Proposition de vente d'avions et de bombes par les États-Unis à Israël
Le porte-parole du département d'État américain, Matthew Miller, a défendu l'approbation par les États-Unis de la livraison d'avions de combat et de bombes non guidées à Israël — ces dernières étant considérées comme ayant contribué à l'augmentation des pertes civiles à Gaza — en affirmant qu'« Israël a le droit de se défendre » et en niant toute intentionnalité quant au calendrier de cette décision.
12punto
Le porte-parole du département d'État américain, Matthew Miller, a répondu lors d'un point de presse quotidien aux questions concernant l'approbation par l'administration Biden, ces dernières semaines, de la vente de nouveaux avions de combat et de bombes non guidées à Israël.

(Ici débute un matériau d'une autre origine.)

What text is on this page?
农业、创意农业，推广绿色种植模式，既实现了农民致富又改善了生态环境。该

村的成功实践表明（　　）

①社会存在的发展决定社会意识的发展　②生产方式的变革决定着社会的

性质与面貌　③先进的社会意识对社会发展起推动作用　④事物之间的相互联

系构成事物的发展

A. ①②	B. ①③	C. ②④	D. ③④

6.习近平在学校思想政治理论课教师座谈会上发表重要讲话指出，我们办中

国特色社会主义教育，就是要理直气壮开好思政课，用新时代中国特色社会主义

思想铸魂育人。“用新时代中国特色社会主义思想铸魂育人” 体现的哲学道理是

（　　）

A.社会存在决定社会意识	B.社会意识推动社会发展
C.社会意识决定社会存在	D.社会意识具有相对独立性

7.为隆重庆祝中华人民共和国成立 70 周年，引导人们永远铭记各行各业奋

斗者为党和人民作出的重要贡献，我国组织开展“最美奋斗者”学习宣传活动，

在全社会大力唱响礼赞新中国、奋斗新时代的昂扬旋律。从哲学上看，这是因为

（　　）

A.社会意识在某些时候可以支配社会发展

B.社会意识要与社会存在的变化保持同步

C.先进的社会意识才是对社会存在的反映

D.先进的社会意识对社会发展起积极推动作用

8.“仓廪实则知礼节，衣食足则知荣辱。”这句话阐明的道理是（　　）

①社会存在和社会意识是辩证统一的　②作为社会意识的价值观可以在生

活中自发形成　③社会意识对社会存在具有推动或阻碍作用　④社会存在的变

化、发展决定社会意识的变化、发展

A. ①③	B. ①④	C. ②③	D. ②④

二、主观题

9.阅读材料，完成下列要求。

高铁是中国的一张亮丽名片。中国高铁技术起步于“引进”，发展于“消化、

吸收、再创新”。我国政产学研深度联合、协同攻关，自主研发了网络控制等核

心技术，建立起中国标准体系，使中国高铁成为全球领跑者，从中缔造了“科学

Soulignant que les États-Unis soutiennent fondamentalement la sécurité d'Israël et qu'ils continueront à le faire, M. Miller a rappelé qu'ils fournissent une aide militaire annuelle de 3,3 milliards de dollars et qu'il existe de nombreuses autorisations de vente d'armes conclues avec Tel-Aviv depuis longtemps.
M. Miller a affirmé que les autorisations de vente des F-35 ainsi que des bombes non guidées MK-84 et MK-82 avaient été accordées par le passé et que, les notifications ayant déjà été effectuées, ils n'étaient pas tenus de faire une déclaration séparée au Congrès et au public à chaque fois. Qualifiant cela de « pratique routinière », M. Miller a soutenu que cela n'avait aucun lien avec les attaques à Gaza.
À la question de savoir si le fait que les autorisations de vente de ces armes coïncident avec la période actuelle était une coïncidence, M. Miller s'est contenté de répondre : « Je ne dis pas que c'est une coïncidence. Israël est actuellement engagé dans un conflit militaire actif, et lorsque vous êtes dans cette situation, vous épuisez vos stocks militaires. »
Le porte-parole américain, qui n'a pas répondu à la question de savoir si Israël avait récemment formulé une nouvelle demande d'achat d'armes, n'a pas fait de commentaire sur les informations selon lesquelles le ministre israélien de la Défense, Yoav Gallant, aurait demandé de nouvelles armes lors de sa récente visite à Washington.
Par ailleurs, en répondant à un journaliste qui demandait : « Les bombes de 900 kilogrammes sont-elles à des fins défensives ? », M. Miller a soutenu qu'Israël les utilisait ou les stockait à des fins « défensives » face à l'Iran, au Hezbollah et à des menaces similaires, et ce, « conformément au droit international ».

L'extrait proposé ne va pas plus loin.